What do you think happens every time you acted in a way that ended up hurting someone you care about? The lies and deceits and broken promises sting. A lot. They feel the same kind of pain too. Even if they are rare to your character, it doesn’t lessen the pain. We don’t want to be left in the cold because of one or two missteps in judgment and action.

We never want that “one and done” treatment back. We know we’re messed up. We are aware we’re going to make someone upset or break a promise but we’ll want a chance to make it better and try again. And it’s even more likely that we’re going to break a pledge many more times in the future. And we’ll want arms wide open waiting to take us back again as we figure out our way.

It’s why I’m trying to be open to the idea of second, third, and 33rd chances. I need to practice forgiveness and grace when trust is lost, even when it’s really hard to do. I need to have faith that the other person’s character is better than a couple blunders. Because I’m no better than anyone else. One day I will mess up again and I don’t want trust in me to be lost so quickly. I will need forgiveness and a chance at redemption too. Trust me.

Empty Fullness

In the pursuit of many endeavors and goals, it is easy to be caught up in the act of chasing what excites you. Adrenaline rushes in, and you tell yourself you can take on a new book right now and knock out a blog post this week and start a new friendship and kick off that initiative at work you’ve been dying to find significant chunks of time for.  But then you look at that list and realize that 1) many of your goals are not related to each other, 2) you are just one person and unable to do it all – at least do it all well, and 3) you’ve lost some of the energy and joy in the pursuit.
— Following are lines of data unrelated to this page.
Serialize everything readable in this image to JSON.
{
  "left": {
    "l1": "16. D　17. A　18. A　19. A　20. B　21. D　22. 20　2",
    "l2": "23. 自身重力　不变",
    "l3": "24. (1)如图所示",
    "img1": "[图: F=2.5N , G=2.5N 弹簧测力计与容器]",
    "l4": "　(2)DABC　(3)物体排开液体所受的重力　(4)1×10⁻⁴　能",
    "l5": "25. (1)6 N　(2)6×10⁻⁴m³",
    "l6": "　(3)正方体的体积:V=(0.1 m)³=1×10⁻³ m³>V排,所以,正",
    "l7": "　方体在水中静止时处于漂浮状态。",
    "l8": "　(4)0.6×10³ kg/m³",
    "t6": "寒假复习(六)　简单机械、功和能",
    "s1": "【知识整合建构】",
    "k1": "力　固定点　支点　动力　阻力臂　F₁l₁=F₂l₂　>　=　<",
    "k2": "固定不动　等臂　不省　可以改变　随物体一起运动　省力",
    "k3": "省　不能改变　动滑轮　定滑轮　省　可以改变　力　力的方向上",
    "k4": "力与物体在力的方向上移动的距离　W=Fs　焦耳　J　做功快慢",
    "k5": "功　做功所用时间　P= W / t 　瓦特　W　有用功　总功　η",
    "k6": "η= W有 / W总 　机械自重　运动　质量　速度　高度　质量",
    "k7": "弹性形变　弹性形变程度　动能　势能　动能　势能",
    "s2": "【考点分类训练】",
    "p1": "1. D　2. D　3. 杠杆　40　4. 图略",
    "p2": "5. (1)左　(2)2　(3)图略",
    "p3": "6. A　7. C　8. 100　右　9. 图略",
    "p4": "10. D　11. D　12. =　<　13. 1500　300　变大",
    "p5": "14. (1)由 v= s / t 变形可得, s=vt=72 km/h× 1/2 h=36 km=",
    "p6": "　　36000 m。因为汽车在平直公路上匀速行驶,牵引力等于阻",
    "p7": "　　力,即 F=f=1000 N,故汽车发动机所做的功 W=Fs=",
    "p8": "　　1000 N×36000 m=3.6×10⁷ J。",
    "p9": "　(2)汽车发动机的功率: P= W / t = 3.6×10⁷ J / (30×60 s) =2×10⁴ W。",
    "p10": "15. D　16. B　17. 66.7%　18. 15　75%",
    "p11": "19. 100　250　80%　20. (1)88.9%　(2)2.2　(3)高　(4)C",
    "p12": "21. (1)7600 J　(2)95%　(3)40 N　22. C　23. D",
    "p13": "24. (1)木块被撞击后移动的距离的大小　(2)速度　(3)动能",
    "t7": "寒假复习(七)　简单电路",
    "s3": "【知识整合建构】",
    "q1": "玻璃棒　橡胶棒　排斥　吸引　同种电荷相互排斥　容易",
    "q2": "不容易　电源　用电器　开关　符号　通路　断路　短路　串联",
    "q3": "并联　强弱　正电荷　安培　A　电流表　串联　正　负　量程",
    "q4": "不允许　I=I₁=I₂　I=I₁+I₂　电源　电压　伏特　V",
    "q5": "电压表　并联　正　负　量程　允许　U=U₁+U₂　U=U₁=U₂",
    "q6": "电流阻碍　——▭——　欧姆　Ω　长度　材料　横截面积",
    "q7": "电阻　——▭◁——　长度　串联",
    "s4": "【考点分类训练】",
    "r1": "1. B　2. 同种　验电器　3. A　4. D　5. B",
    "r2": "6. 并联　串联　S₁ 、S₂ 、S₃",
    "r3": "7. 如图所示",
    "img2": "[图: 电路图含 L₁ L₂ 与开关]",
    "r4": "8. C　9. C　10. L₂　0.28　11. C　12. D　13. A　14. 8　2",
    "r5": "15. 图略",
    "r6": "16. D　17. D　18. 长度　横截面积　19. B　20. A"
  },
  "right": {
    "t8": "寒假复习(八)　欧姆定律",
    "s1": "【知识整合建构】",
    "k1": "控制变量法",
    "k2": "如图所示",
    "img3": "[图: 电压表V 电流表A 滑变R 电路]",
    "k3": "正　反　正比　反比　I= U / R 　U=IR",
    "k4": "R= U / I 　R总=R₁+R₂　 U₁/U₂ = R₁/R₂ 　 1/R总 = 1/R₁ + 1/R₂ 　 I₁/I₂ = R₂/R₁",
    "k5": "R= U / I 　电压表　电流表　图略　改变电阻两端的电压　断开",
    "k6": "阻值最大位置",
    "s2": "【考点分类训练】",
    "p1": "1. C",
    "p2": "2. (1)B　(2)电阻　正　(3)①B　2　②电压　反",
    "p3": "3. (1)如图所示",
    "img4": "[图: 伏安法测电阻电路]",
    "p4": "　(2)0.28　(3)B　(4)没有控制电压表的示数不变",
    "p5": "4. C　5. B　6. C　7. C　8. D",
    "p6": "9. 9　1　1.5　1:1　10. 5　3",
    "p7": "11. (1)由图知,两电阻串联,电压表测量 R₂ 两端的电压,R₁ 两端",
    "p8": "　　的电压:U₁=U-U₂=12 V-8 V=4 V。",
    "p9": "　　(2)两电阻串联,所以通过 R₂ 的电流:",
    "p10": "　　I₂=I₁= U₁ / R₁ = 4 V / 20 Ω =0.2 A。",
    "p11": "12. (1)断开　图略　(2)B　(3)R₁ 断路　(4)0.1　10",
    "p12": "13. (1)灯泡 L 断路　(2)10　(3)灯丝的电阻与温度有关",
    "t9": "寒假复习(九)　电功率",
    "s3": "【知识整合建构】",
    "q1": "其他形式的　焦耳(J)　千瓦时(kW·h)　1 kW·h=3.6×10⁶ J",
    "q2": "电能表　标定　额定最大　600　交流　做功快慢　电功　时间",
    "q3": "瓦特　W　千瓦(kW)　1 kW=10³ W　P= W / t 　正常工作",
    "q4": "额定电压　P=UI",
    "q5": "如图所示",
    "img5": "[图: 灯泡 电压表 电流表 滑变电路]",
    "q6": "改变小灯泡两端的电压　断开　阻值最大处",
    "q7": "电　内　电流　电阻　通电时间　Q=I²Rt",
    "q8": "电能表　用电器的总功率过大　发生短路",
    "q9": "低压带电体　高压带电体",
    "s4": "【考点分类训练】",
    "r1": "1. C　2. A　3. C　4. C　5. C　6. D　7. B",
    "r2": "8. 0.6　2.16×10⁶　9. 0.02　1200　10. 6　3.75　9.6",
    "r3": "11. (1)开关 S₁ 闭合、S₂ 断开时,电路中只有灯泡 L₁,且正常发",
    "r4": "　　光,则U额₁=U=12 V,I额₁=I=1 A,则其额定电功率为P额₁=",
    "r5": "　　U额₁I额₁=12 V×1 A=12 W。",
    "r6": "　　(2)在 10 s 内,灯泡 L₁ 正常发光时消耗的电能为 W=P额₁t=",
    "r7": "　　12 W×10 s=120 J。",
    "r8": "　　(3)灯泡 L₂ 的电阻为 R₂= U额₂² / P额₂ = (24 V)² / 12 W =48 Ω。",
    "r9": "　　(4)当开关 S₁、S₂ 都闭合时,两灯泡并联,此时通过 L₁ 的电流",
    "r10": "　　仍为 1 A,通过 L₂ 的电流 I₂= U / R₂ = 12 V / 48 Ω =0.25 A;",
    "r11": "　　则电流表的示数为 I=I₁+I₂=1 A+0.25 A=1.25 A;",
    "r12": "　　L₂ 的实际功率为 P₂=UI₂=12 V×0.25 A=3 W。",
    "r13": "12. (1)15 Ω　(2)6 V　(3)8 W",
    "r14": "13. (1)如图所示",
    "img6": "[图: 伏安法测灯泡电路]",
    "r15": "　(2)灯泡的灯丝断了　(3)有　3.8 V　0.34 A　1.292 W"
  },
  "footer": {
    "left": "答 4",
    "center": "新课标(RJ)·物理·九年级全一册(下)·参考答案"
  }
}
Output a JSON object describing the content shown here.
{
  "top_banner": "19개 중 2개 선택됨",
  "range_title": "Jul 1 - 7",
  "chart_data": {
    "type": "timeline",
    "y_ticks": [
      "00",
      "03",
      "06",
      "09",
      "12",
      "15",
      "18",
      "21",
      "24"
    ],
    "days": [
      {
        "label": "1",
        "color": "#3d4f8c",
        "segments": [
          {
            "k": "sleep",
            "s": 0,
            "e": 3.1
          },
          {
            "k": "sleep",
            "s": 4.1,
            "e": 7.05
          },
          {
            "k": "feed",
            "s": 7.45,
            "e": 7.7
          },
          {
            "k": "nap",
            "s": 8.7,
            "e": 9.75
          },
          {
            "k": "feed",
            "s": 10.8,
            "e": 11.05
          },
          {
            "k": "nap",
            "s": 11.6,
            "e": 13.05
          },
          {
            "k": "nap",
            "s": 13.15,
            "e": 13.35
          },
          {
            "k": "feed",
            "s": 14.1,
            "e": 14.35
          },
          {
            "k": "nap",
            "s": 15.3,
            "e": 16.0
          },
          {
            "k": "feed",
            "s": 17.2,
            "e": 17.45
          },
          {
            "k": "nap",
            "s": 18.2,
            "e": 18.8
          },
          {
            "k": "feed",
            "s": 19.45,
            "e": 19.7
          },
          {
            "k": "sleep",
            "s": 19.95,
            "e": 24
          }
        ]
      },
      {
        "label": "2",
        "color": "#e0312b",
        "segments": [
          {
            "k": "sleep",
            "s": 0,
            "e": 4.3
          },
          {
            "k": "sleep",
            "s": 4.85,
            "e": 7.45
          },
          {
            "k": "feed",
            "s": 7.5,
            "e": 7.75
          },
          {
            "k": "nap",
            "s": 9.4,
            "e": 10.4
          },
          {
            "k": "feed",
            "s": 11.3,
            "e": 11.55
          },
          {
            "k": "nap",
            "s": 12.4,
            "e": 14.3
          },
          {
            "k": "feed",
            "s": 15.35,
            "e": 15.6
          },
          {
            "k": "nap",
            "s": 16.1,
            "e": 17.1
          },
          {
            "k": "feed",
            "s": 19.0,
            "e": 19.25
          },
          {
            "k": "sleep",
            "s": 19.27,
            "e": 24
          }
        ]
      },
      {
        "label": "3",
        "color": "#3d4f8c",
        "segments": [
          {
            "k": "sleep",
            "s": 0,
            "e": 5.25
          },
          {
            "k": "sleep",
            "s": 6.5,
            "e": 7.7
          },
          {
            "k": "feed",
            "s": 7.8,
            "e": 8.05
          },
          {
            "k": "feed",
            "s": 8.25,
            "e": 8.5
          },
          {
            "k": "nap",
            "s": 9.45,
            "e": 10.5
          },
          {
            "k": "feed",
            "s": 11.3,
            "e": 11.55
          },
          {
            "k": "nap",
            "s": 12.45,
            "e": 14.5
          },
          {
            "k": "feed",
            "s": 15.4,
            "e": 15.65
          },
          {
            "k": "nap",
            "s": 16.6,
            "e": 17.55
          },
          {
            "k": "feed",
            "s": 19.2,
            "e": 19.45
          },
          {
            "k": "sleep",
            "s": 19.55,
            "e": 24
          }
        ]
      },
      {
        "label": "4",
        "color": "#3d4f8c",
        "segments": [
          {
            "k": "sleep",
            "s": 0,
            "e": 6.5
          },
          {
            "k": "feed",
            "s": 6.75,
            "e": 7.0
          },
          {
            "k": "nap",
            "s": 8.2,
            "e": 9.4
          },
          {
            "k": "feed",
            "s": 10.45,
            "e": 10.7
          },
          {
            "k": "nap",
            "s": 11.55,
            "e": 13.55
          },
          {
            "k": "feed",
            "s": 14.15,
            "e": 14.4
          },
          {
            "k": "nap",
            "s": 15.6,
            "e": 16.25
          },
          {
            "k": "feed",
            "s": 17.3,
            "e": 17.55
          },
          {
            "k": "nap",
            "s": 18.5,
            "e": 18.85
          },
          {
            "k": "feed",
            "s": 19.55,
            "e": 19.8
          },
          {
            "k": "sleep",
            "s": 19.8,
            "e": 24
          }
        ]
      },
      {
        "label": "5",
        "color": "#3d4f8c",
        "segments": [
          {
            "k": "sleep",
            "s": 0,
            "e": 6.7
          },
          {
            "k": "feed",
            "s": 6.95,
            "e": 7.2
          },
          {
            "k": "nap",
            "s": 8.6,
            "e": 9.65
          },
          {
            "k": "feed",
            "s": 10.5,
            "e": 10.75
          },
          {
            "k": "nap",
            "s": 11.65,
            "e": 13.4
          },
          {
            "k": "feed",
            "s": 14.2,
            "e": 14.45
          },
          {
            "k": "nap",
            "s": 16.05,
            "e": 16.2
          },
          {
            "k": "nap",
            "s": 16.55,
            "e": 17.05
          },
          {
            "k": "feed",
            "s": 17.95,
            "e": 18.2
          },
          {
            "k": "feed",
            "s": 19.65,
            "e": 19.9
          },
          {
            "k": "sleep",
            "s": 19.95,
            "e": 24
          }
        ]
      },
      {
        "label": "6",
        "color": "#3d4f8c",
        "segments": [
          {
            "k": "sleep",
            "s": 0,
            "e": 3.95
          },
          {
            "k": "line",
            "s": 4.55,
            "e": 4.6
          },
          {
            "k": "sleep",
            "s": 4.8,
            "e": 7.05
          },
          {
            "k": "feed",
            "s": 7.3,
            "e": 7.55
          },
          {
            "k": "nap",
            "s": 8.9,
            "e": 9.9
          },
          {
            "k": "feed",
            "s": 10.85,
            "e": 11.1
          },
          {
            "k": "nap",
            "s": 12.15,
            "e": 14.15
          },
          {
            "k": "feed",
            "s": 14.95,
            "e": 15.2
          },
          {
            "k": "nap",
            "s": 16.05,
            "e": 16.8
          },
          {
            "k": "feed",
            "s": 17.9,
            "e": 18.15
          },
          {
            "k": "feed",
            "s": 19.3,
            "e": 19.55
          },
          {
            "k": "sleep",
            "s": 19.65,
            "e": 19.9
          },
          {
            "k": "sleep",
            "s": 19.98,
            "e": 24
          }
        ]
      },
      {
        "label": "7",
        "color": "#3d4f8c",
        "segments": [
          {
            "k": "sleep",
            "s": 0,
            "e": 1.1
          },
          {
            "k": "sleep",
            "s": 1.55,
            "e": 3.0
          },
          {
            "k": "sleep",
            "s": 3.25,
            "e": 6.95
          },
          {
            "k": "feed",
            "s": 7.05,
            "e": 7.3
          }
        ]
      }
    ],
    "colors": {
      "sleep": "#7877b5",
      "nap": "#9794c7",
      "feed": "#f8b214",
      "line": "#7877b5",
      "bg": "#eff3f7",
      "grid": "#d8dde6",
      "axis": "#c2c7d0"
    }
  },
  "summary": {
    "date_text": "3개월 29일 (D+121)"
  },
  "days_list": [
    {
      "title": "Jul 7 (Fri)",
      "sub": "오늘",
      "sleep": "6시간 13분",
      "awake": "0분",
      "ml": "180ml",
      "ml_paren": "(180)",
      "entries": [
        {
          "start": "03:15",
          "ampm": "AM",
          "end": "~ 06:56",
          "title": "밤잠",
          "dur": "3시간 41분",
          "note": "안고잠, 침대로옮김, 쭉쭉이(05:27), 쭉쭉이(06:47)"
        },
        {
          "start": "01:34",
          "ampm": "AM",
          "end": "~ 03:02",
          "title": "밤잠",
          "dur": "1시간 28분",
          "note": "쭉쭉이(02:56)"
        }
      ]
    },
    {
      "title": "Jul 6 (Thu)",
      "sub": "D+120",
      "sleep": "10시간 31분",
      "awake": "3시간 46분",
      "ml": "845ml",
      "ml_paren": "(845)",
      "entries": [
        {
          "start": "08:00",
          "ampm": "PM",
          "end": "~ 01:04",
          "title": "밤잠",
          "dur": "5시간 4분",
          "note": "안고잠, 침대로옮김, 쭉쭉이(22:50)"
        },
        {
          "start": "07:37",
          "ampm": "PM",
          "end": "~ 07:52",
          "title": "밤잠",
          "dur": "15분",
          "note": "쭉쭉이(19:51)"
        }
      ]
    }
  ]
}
In the midst of trying to parallel path multiple goals, stress levels rise and I find myself retreating to comfortable and known pockets of solace. When inspiration lacks, I default to distractions that take me somewhere else. Instead of reading a novel I haven’t yet read, I revisit something I am already familiar with. “Have you seen that new show on Netflix?” Nope, decided to rewatch 30 Rock instead. (But let’s be honest, that is a good decision no matter how life is going.) New music?

All this has left me feeling quite busy and with full to-do lists, but simultaneously disconnected from my world and empty. More isn’t always better.

What’s so hard about where I feel I’m at right now is that I have very honest and heartfelt aspirations for everything I’m involved with now or in what I’d like to also take on, but I lack sufficient space to let any of them grow into what they can be. There isn’t enough room between them all in the garden. I need that negative space not just between my people time, but also in between everything else. Leaving breathing space is important, even critical for me. Any one thing in my life, from a book to writing to even making a new friend, requires the room on all sides of it to let it expand and let me internally explore and absorb it more fully.

Do fewer things better. Chase less, but what I do chase, I must chase with all my heart. Be more selective but savor those choices.